Real-time PCR revealed PRG4 transcripts are decreased with spironolactone treatment and upregulated in dystrophic muscle. A: PRG4 is significantly decreased (P = 0.0004) in human myotube samples co-incubated with 100 nM aldosterone plus 10 µM spironolactone compared with myotubes treated with 100 nM aldosterone only. B: Prg4 is increased in gastrocnemius muscles from mdx (dystrophin-deficient), het (utrn+/−, mdx) and dko (double knockout, utrn−/−; mdx) mice relative to C57 (wild type). Prg4 expression was significantly increased (P = 0.0175) in mdx gastrocnemius muscle compared with wild type. Each bar represents the mean of 3 technical triplicates ± SE. Three independent biological replicates are shown for each genotype or treatment group.
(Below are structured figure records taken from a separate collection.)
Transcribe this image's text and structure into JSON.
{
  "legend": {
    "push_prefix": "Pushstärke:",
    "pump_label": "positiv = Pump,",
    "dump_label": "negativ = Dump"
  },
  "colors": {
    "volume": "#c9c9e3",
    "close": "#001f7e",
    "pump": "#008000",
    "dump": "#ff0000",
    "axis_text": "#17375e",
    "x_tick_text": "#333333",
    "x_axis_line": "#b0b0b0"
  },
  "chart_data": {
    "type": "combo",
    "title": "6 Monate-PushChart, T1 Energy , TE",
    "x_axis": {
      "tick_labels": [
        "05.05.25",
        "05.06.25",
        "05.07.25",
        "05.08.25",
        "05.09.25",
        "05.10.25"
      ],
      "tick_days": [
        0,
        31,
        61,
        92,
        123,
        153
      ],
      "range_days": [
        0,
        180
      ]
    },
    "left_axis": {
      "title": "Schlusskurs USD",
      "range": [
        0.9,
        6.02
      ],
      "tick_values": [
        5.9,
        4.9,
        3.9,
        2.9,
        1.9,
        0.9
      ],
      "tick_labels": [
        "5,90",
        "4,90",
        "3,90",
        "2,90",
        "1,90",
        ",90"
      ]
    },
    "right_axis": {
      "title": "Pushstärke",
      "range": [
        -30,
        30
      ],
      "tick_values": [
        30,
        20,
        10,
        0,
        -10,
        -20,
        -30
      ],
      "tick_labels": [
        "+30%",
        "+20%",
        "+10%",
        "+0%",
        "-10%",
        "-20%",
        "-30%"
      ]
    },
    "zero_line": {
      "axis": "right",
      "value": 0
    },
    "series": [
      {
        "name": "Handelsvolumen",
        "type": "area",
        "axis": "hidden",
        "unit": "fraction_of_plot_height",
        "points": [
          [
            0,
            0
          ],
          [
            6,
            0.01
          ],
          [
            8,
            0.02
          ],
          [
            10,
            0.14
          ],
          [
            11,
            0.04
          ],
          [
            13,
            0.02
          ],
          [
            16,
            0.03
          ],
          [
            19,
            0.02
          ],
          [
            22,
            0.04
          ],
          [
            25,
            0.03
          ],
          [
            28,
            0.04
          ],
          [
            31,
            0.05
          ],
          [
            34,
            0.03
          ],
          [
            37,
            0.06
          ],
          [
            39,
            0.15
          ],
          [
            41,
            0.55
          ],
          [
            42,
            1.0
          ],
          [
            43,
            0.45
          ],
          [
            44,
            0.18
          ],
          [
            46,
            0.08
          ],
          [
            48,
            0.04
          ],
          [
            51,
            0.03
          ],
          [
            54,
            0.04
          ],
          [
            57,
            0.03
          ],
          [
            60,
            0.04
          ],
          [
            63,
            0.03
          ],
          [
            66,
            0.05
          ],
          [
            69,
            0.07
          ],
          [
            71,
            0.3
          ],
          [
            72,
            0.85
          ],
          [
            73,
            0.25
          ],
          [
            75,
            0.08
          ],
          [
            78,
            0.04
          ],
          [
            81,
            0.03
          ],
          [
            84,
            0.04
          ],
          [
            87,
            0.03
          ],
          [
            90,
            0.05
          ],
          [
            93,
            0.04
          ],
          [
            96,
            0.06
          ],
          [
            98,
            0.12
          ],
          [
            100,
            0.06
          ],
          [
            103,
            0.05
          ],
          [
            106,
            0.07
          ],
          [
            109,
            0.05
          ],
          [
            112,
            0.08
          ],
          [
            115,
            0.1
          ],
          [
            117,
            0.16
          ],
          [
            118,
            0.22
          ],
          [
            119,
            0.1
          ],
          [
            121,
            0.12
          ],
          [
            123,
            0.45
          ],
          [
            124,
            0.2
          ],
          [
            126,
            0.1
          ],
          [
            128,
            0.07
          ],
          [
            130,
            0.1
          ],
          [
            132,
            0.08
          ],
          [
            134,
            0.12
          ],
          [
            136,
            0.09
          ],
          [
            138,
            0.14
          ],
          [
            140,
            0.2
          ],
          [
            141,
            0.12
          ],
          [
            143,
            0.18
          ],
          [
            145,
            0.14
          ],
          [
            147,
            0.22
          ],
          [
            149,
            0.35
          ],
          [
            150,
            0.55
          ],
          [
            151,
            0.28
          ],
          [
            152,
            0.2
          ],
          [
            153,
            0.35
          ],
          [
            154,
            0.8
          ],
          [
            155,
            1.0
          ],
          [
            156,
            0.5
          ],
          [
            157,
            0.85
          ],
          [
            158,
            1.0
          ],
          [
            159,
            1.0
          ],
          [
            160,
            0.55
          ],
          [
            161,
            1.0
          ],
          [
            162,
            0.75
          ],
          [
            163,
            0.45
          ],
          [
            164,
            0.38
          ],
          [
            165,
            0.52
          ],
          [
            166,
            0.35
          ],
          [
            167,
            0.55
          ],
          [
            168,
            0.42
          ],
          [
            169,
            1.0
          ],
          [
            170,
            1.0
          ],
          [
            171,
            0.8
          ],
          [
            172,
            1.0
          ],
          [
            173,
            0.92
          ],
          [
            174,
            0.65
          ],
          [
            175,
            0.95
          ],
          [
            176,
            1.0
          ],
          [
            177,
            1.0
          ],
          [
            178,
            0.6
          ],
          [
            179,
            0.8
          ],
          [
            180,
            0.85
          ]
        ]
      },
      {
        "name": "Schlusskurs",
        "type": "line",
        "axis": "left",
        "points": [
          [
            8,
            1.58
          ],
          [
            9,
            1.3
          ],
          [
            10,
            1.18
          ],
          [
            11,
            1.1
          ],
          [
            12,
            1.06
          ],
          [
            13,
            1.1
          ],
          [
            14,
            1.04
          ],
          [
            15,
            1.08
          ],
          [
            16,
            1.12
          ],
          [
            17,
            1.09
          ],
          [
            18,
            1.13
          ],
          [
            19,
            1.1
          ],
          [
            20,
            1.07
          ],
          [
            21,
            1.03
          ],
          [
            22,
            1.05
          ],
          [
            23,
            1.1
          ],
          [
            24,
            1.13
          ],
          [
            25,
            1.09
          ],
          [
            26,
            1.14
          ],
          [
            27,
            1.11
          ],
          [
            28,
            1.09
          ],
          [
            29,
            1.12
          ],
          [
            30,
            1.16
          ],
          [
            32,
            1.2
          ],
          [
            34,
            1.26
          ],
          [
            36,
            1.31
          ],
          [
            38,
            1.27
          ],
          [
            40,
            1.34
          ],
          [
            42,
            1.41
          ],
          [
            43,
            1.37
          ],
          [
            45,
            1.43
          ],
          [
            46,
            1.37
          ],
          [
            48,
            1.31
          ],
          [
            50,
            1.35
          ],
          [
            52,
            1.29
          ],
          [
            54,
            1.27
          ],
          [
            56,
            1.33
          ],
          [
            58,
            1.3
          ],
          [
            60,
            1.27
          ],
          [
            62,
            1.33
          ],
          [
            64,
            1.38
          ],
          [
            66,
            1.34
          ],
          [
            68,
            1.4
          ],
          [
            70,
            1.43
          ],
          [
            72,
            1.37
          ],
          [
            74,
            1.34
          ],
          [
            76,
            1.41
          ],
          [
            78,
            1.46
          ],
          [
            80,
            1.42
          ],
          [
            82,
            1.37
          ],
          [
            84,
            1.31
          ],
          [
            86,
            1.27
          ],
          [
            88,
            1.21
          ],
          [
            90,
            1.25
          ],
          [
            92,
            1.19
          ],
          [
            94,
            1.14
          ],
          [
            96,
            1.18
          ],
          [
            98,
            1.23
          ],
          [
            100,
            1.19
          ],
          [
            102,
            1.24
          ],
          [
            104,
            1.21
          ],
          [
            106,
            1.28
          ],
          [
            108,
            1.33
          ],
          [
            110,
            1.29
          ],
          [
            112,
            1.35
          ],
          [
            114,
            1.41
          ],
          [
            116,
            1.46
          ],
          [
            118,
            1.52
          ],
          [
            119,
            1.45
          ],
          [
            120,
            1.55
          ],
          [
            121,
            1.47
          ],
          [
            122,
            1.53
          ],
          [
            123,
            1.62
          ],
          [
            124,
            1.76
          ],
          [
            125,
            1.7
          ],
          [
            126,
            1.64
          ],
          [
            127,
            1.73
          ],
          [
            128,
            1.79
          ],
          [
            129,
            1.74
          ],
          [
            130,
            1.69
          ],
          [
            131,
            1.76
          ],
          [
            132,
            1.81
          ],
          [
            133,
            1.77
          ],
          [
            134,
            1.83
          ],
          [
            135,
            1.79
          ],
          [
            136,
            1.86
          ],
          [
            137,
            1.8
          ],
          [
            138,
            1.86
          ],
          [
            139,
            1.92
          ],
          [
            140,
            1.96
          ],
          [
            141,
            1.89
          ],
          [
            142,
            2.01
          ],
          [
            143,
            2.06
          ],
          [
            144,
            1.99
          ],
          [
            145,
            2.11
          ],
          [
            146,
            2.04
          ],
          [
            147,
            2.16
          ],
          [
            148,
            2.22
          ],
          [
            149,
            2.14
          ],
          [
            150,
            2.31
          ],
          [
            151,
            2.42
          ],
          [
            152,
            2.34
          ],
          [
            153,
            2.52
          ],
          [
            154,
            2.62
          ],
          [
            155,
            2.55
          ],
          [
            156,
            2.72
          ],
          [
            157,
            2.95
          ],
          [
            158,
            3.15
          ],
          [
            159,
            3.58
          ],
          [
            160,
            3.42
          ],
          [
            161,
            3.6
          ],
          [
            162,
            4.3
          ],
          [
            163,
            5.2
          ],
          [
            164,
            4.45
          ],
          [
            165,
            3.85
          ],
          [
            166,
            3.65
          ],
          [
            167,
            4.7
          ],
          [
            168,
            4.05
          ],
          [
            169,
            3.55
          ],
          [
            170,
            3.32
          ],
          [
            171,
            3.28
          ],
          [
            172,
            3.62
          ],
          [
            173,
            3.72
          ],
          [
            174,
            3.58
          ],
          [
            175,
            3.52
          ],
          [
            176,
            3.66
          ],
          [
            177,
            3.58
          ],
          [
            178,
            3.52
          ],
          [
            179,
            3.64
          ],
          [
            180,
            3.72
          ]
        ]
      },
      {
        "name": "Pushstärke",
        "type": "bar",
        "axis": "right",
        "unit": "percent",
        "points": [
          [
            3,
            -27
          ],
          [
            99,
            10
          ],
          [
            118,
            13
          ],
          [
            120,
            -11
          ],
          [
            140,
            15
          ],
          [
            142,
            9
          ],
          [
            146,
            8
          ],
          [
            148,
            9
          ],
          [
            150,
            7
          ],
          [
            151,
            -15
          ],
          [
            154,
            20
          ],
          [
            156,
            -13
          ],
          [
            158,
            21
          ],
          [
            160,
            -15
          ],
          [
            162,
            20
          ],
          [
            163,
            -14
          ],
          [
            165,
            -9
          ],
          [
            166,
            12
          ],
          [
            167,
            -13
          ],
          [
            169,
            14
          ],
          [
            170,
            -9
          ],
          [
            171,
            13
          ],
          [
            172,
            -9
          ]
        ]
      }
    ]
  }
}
Human myotube samples were normalized to the mean of A-1 and mouse gastrocnemius samples were normalized to the mean of C57-2. GAPDH was used as the normalization control for human myotube samples and β-actin was used as the normalization control for mouse gastrocnemius samples. A, aldosterone; S, spironolactone. ***P < 0.001 and *P < 0.05.